Gianluca parcheggiò lontano dalla salita e dal baretto e quando scendemmo mi guardò negli occhi, capendo evidentemente cosa li turbava.
-Semplicemente non ti curar di loro.- Mi disse, finendo poi di mettere la catena al motorino. –Fregatene.. Se ti chiedono qualcosa, rispondigli e basta, senza prolungare il discorso.- Continuò, alzandosi in piedi e prendendo lo zaino che aveva lasciato poggiato sulla sella.
-Io me ne frego.- Cercai di sembrare convinta. –Ma non posso pensare al menefreghismo della gente..- Scossi la testa, passandomi poi una mano fra i capelli.

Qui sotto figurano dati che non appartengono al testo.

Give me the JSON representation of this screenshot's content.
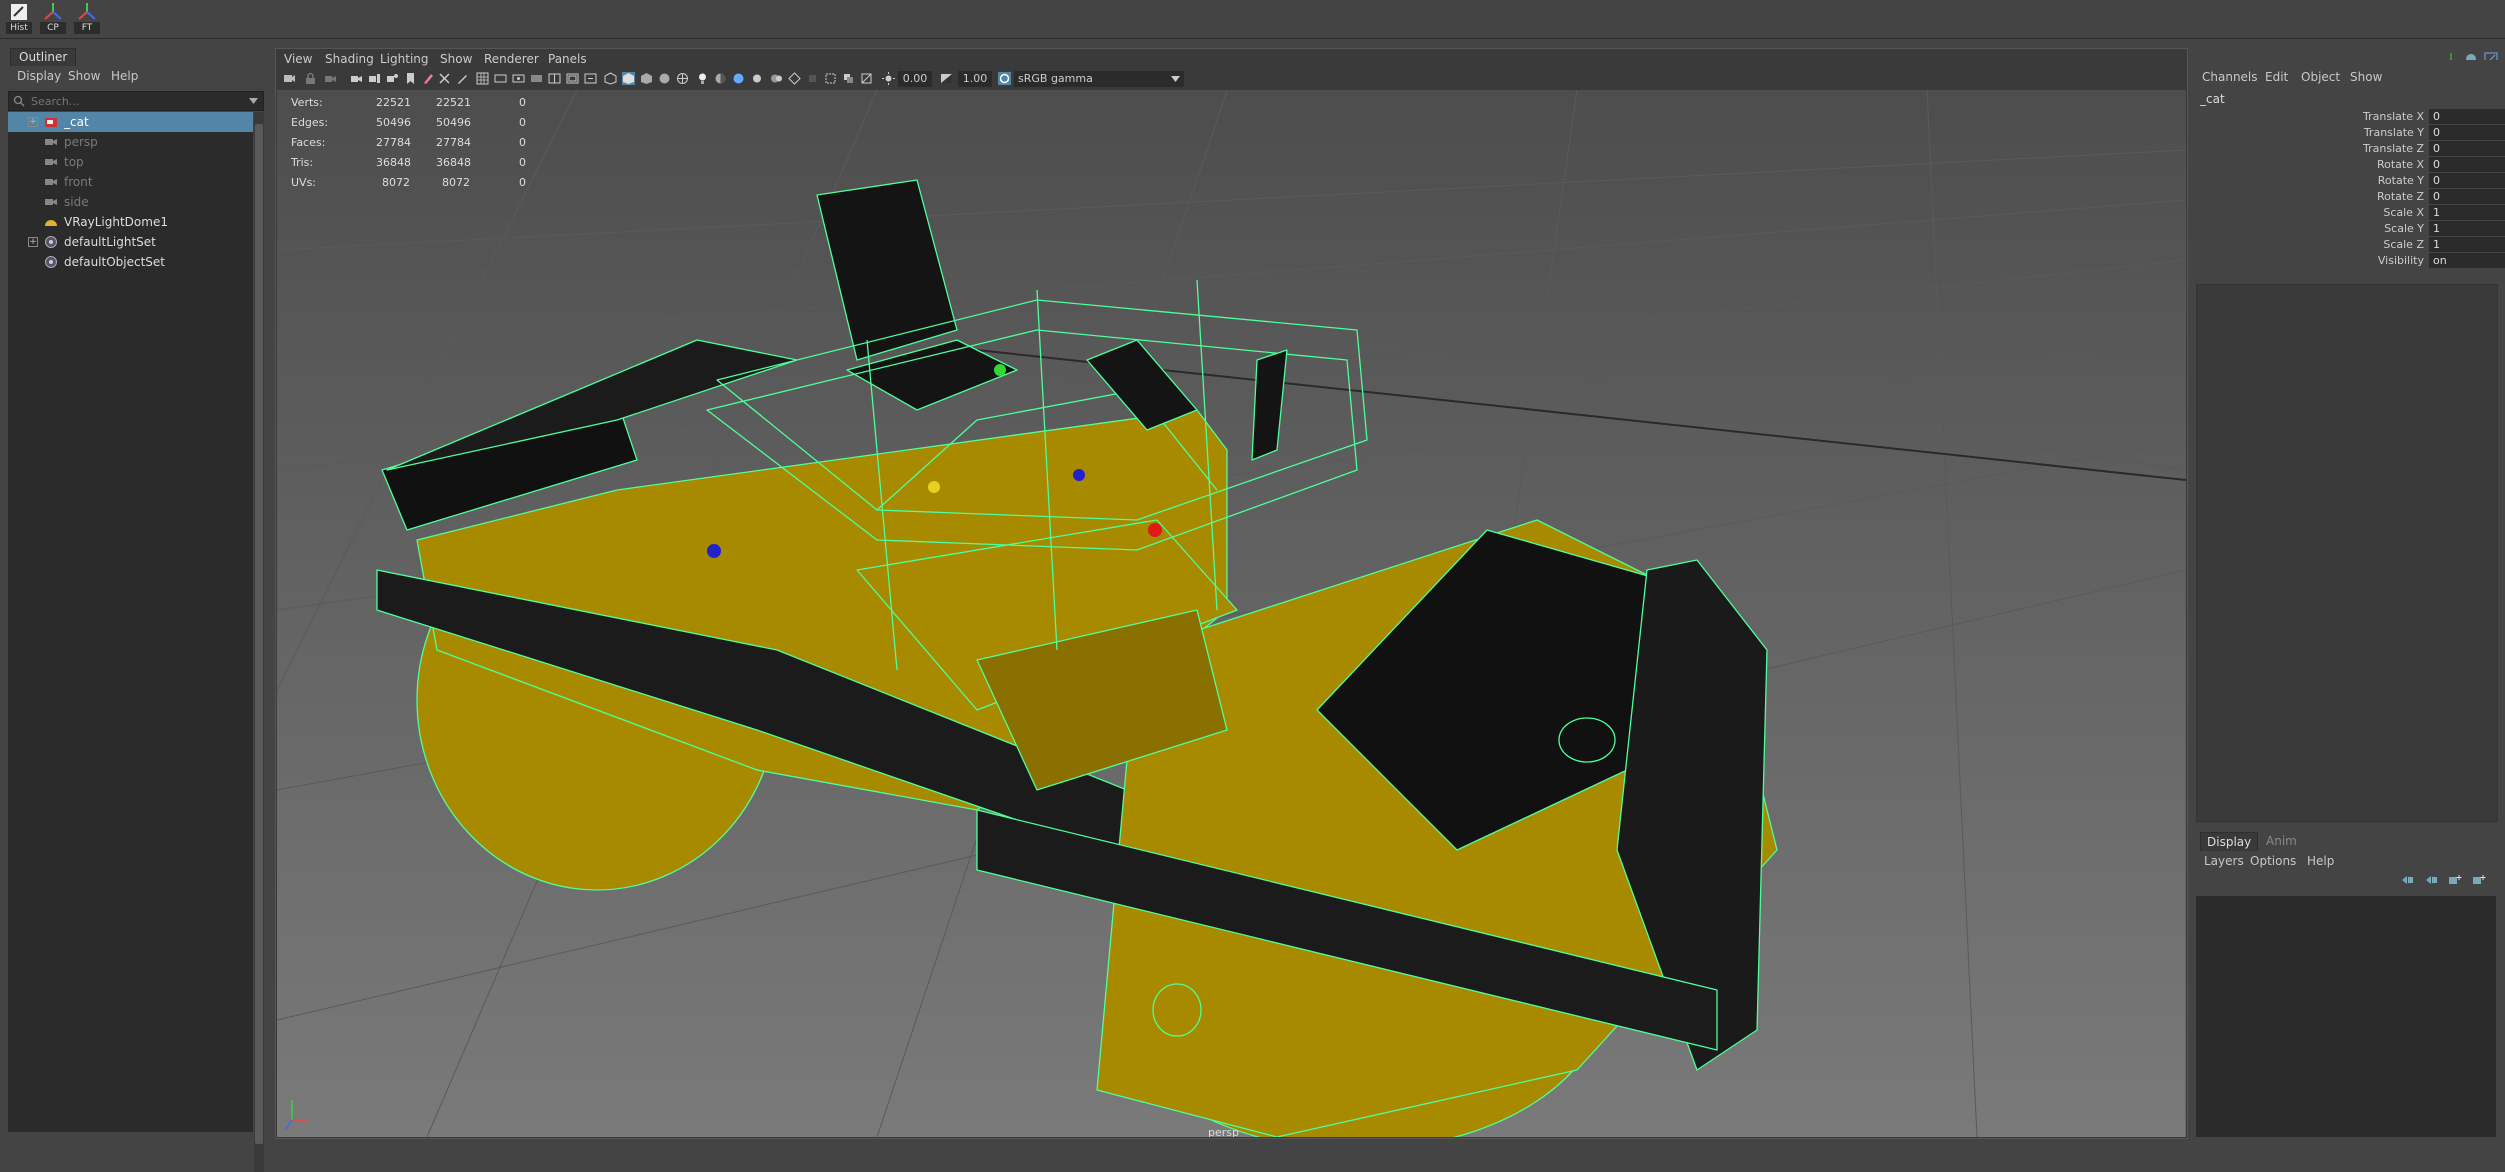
{
  "shelf": {
    "buttons": [
      {
        "label": "Hist",
        "icon": "history-icon"
      },
      {
        "label": "CP",
        "icon": "center-pivot-icon"
      },
      {
        "label": "FT",
        "icon": "freeze-transform-icon"
      }
    ]
  },
  "outliner": {
    "tab_label": "Outliner",
    "menu": [
      "Display",
      "Show",
      "Help"
    ],
    "search_placeholder": "Search...",
    "items": [
      {
        "label": "_cat",
        "icon": "mesh-icon",
        "selected": true,
        "dim": false
      },
      {
        "label": "persp",
        "icon": "camera-icon",
        "selected": false,
        "dim": true
      },
      {
        "label": "top",
        "icon": "camera-icon",
        "selected": false,
        "dim": true
      },
      {
        "label": "front",
        "icon": "camera-icon",
        "selected": false,
        "dim": true
      },
      {
        "label": "side",
        "icon": "camera-icon",
        "selected": false,
        "dim": true
      },
      {
        "label": "VRayLightDome1",
        "icon": "dome-light-icon",
        "selected": false,
        "dim": false
      },
      {
        "label": "defaultLightSet",
        "icon": "set-icon",
        "selected": false,
        "dim": false
      },
      {
        "label": "defaultObjectSet",
        "icon": "set-icon",
        "selected": false,
        "dim": false
      }
    ]
  },
  "viewport": {
    "menu": [
      "View",
      "Shading",
      "Lighting",
      "Show",
      "Renderer",
      "Panels"
    ],
    "exposure": "0.00",
    "gamma": "1.00",
    "color_space": "sRGB gamma",
    "camera": "persp",
    "hud": [
      {
        "label": "Verts:",
        "a": "22521",
        "b": "22521",
        "c": "0"
      },
      {
        "label": "Edges:",
        "a": "50496",
        "b": "50496",
        "c": "0"
      },
      {
        "label": "Faces:",
        "a": "27784",
        "b": "27784",
        "c": "0"
      },
      {
        "label": "Tris:",
        "a": "36848",
        "b": "36848",
        "c": "0"
      },
      {
        "label": "UVs:",
        "a": "8072",
        "b": "8072",
        "c": "0"
      }
    ]
  },
  "channel_box": {
    "menu": [
      "Channels",
      "Edit",
      "Object",
      "Show"
    ],
    "object": "_cat",
    "attributes": [
      {
        "name": "Translate X",
        "value": "0"
      },
      {
        "name": "Translate Y",
        "value": "0"
      },
      {
        "name": "Translate Z",
        "value": "0"
      },
      {
        "name": "Rotate X",
        "value": "0"
      },
      {
        "name": "Rotate Y",
        "value": "0"
      },
      {
        "name": "Rotate Z",
        "value": "0"
      },
      {
        "name": "Scale X",
        "value": "1"
      },
      {
        "name": "Scale Y",
        "value": "1"
      },
      {
        "name": "Scale Z",
        "value": "1"
      },
      {
        "name": "Visibility",
        "value": "on"
      }
    ]
  },
  "layer_editor": {
    "tabs": [
      "Display",
      "Anim"
    ],
    "menu": [
      "Layers",
      "Options",
      "Help"
    ]
  },
  "colors": {
    "selection": "#5285a6",
    "wireframe": "#4dff9a",
    "body_yellow": "#a88a00",
    "background": "#444444"
  }
}
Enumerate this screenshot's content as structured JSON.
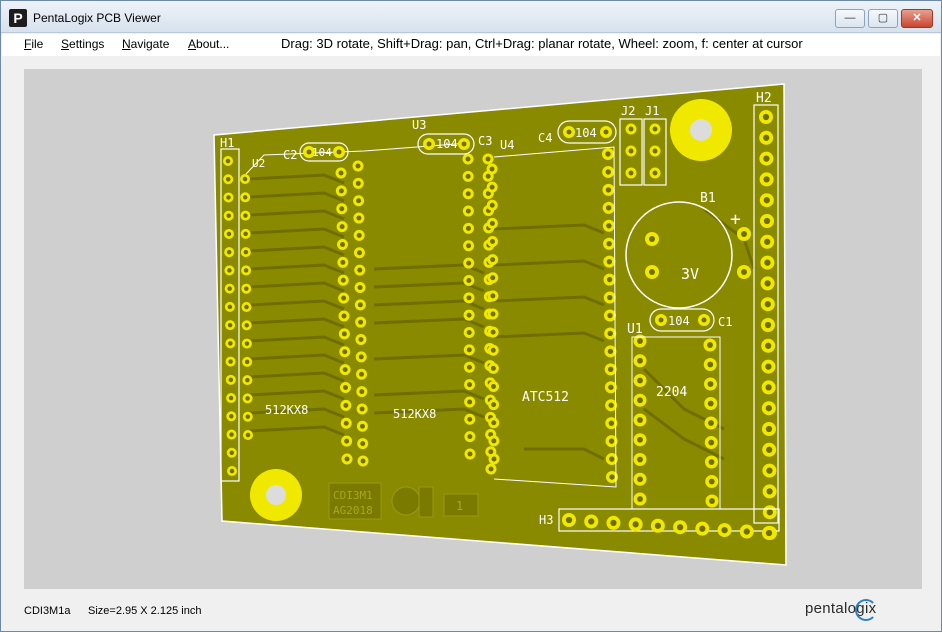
{
  "window": {
    "title": "PentaLogix PCB Viewer",
    "icon_letter": "P",
    "controls": {
      "minimize": "—",
      "maximize": "▢",
      "close": "✕"
    }
  },
  "menu": {
    "items": [
      {
        "label": "File",
        "key": "F",
        "rest": "ile"
      },
      {
        "label": "Settings",
        "key": "S",
        "rest": "ettings"
      },
      {
        "label": "Navigate",
        "key": "N",
        "rest": "avigate"
      },
      {
        "label": "About...",
        "key": "A",
        "rest": "bout..."
      }
    ]
  },
  "hint": "Drag: 3D rotate, Shift+Drag: pan, Ctrl+Drag: planar rotate, Wheel: zoom, f: center at cursor",
  "board": {
    "colors": {
      "board": "#8a8a00",
      "pad": "#f1e800",
      "silk": "#ffffff",
      "viewport": "#cfcfcf"
    },
    "labels": {
      "H1": "H1",
      "H2": "H2",
      "H3": "H3",
      "U1": "U1",
      "U2": "U2",
      "U3": "U3",
      "U4": "U4",
      "C1": "C1",
      "C2": "C2",
      "C3": "C3",
      "C4": "C4",
      "J1": "J1",
      "J2": "J2",
      "B1": "B1",
      "cap_value": "104",
      "battery_voltage": "3V",
      "battery_plus": "+",
      "chip_512a": "512KX8",
      "chip_512b": "512KX8",
      "chip_atc": "ATC512",
      "chip_2204": "2204",
      "board_id": "CDI3M1",
      "board_date": "AG2018",
      "box_mark": "1"
    }
  },
  "status": {
    "design": "CDI3M1a",
    "size": "Size=2.95 X 2.125 inch",
    "brand": "pentalogix"
  }
}
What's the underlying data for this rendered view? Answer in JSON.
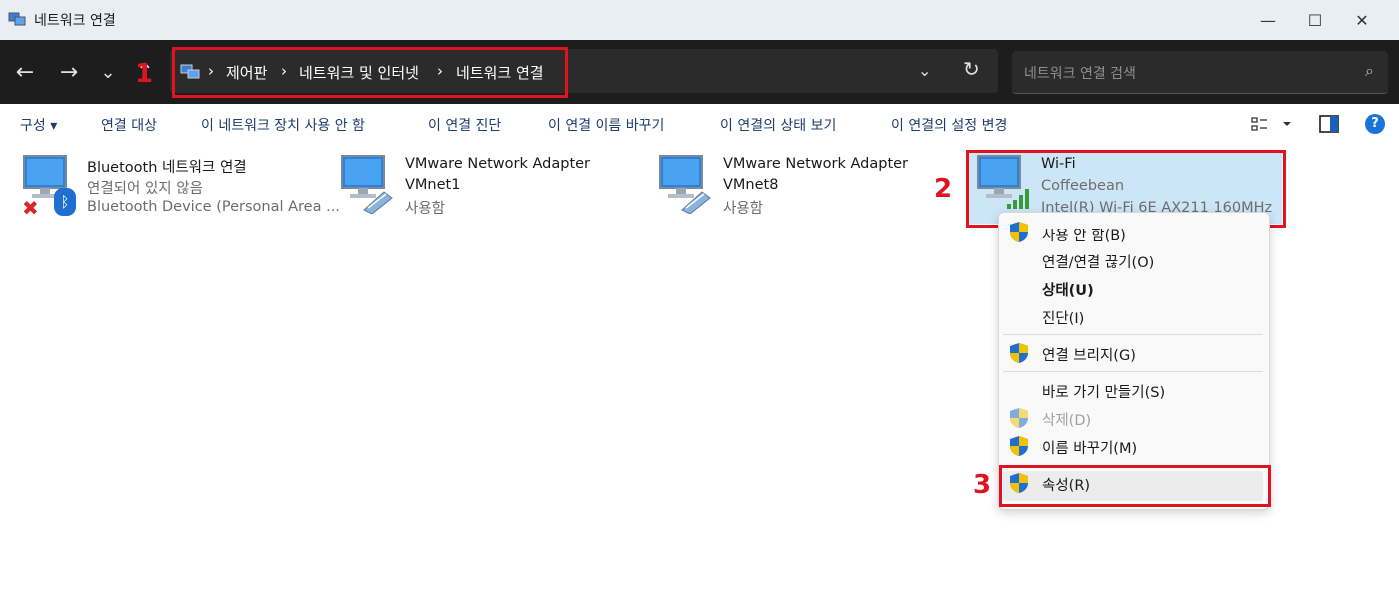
{
  "window": {
    "title": "네트워크 연결",
    "minimize": "—",
    "maximize": "☐",
    "close": "✕"
  },
  "nav": {
    "back": "←",
    "forward": "→",
    "recent": "⌄",
    "up": "↑"
  },
  "address": {
    "crumbs": [
      "제어판",
      "네트워크 및 인터넷",
      "네트워크 연결"
    ],
    "separator": "›",
    "dropdown": "⌄",
    "refresh": "↻"
  },
  "search": {
    "placeholder": "네트워크 연결 검색",
    "icon": "search-icon"
  },
  "commands": {
    "organize": "구성 ▾",
    "connect_to": "연결 대상",
    "disable": "이 네트워크 장치 사용 안 함",
    "diagnose": "이 연결 진단",
    "rename": "이 연결 이름 바꾸기",
    "status": "이 연결의 상태 보기",
    "settings": "이 연결의 설정 변경",
    "view_icon": "view-options-icon",
    "pane_icon": "preview-pane-icon",
    "help": "?"
  },
  "adapters": [
    {
      "name": "Bluetooth 네트워크 연결",
      "line2": "연결되어 있지 않음",
      "line3": "Bluetooth Device (Personal Area ..."
    },
    {
      "name": "VMware Network Adapter",
      "line2": "VMnet1",
      "line3": "사용함"
    },
    {
      "name": "VMware Network Adapter",
      "line2": "VMnet8",
      "line3": "사용함"
    },
    {
      "name": "Wi-Fi",
      "line2": "Coffeebean",
      "line3": "Intel(R) Wi-Fi 6E AX211 160MHz"
    }
  ],
  "context_menu": {
    "items": [
      {
        "label": "사용 안 함(B)",
        "shield": true
      },
      {
        "label": "연결/연결 끊기(O)",
        "shield": false
      },
      {
        "label": "상태(U)",
        "shield": false,
        "bold": true
      },
      {
        "label": "진단(I)",
        "shield": false
      },
      {
        "label": "연결 브리지(G)",
        "shield": true
      },
      {
        "label": "바로 가기 만들기(S)",
        "shield": false
      },
      {
        "label": "삭제(D)",
        "shield": true,
        "disabled": true
      },
      {
        "label": "이름 바꾸기(M)",
        "shield": true
      },
      {
        "label": "속성(R)",
        "shield": true
      }
    ]
  },
  "annotations": {
    "n1": "1",
    "n2": "2",
    "n3": "3"
  },
  "colors": {
    "annotation_red": "#e0141e",
    "selection": "#cde6f7",
    "dark_bar": "#1d1d1d"
  }
}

-La gente sarà sempre menefreghista e vorrà sempre avere qualcosa di cui parlare.- Disse serio, cominciando ad incamminarsi. –Se ti butti giù per i coglioni dell’Umberto Eco, cosa farai più avanti?- Abbozzai un sorriso, seguendolo. Passando davanti al baretto notai come una ventina di teste si girò a guardarci, parlottando poi rumorosamente. La storia di Sara Rossetti era un gossip succulento, che si poteva spolpare per bene, fino in fondo senza annoiarsi. Io ero la migliore amica, la famosa Ginevra “quella roscia” e Gianluca “quello figo”, era il suo migliore amico.. Eravamo al centro di quel gossip quasi quanto lei e quanto Federico “quello che Rossetti s’è fatta” ed Emanuele “quello con cui la roscia è andata in moto”. Nel momento in cui ci fermammo davanti l’imponente entrata del Liceo la stessa ochetta con la bocca da aspirapolvere di sabato sera, venne a salutare Gianluca con due baci sulle guance, ridacchiando come una deficiente. Mi guardò di sbieco, mormorando un “ciao” nella mia direzione.
-Come sta l’alcolizzata?- Domandò con una risatina a Gianluca. Lo vidi irrigidirsi ed io strinsi i denti.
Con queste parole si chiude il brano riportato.